Wir haben ein Problem in Europa. Als jemand, der zwischen Russland und Deutschland lebt, befinde ich mich auch in der medialen Reichweite beider Länder und kann vergleichen, was die jeweiligen Mainstream-Medien übereinander berichten. Dass es sich dabei um zwei verschiedene Welten handelt, liegt auf der Hand. Doch diese zwiespältige Situation wird langfristig ein schlechtes Ende finden, wenn wir nicht endlich Verantwortung übernehmen und der emotionalen Manipulation, die mit uns betrieben wird, den Kampf erklären.

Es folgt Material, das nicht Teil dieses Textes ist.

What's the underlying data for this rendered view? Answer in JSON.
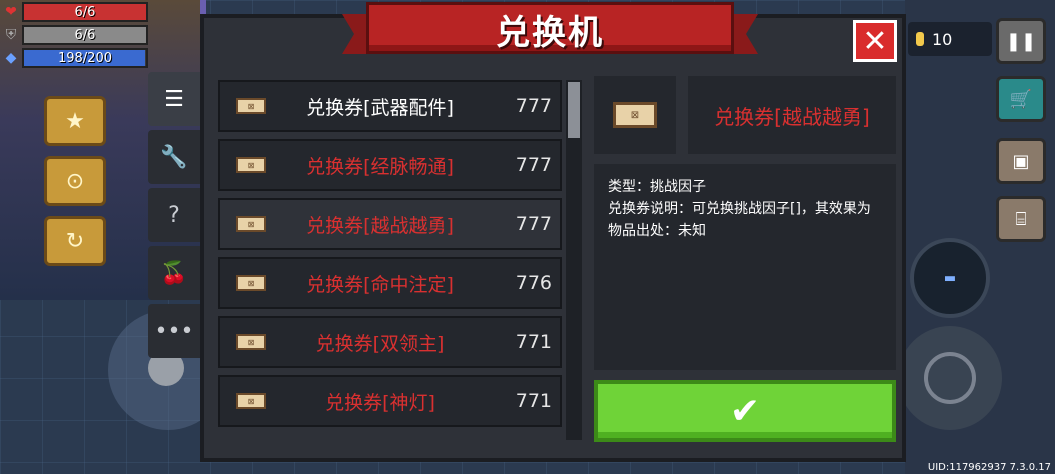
{
  "title": "兑换机",
  "hud": {
    "hp": {
      "text": "6/6",
      "color": "#c83232"
    },
    "armor": {
      "text": "6/6",
      "color": "#8a8a8a"
    },
    "energy": {
      "text": "198/200",
      "color": "#3a6ad0"
    }
  },
  "coins": "10",
  "tabs": [
    {
      "icon": "list-icon",
      "glyph": "☰"
    },
    {
      "icon": "wrench-icon",
      "glyph": "🔧"
    },
    {
      "icon": "question-icon",
      "glyph": "?"
    },
    {
      "icon": "cherry-icon",
      "glyph": "🍒"
    },
    {
      "icon": "more-icon",
      "glyph": "•••"
    }
  ],
  "items": [
    {
      "name": "兑换券[武器配件]",
      "count": "777",
      "color": "#ffffff"
    },
    {
      "name": "兑换券[经脉畅通]",
      "count": "777",
      "color": "#d93030"
    },
    {
      "name": "兑换券[越战越勇]",
      "count": "777",
      "color": "#d93030"
    },
    {
      "name": "兑换券[命中注定]",
      "count": "776",
      "color": "#d93030"
    },
    {
      "name": "兑换券[双领主]",
      "count": "771",
      "color": "#d93030"
    },
    {
      "name": "兑换券[神灯]",
      "count": "771",
      "color": "#d93030"
    }
  ],
  "detail": {
    "name": "兑换券[越战越勇]",
    "type_line": "类型：挑战因子",
    "desc_line": "兑换券说明：可兑换挑战因子[]，其效果为",
    "source_line": "物品出处：未知"
  },
  "uid": "UID:117962937 7.3.0.17"
}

Das neueste Beispiel für die Konfrontation zwischen „Gut” und „Böse“ liefert der Fall Nawalny. Lassen Sie uns ins Stadion gehen und das Spiel verfolgen. Auf dem Feld müssen Sie sich ein Tor vorstellen, über dem in großen Buchstaben „Kreml” prangt und vor dem der Präsident der Russischen Föderation steht. Das Tor der anderen Mannschaft, mit dem Schriftzug „Westen“ versehen, wird verteidigt von Angela Merkel, NATO-Generalsekretär Stoltenberg oder einem Ersatztorwart aus den USA. Was denken Sie nun, welche Rolle Nawalny in diesem Spiel einnimmt? Ist er ein Stürmer? Der Mannschaftskapitän? Vielleicht der Trainer? Meiner Auffassung nach ist er der Ball, den die beiden Teams kicken – mit dem Unterschied, dass der Kreml auf das Tor des Westens zielt, der Westen aber auf den Torhüter selbst. Die Fans beider Seiten sitzen währenddessen oben auf den Tribünen und feuern ihre Mannschaft an.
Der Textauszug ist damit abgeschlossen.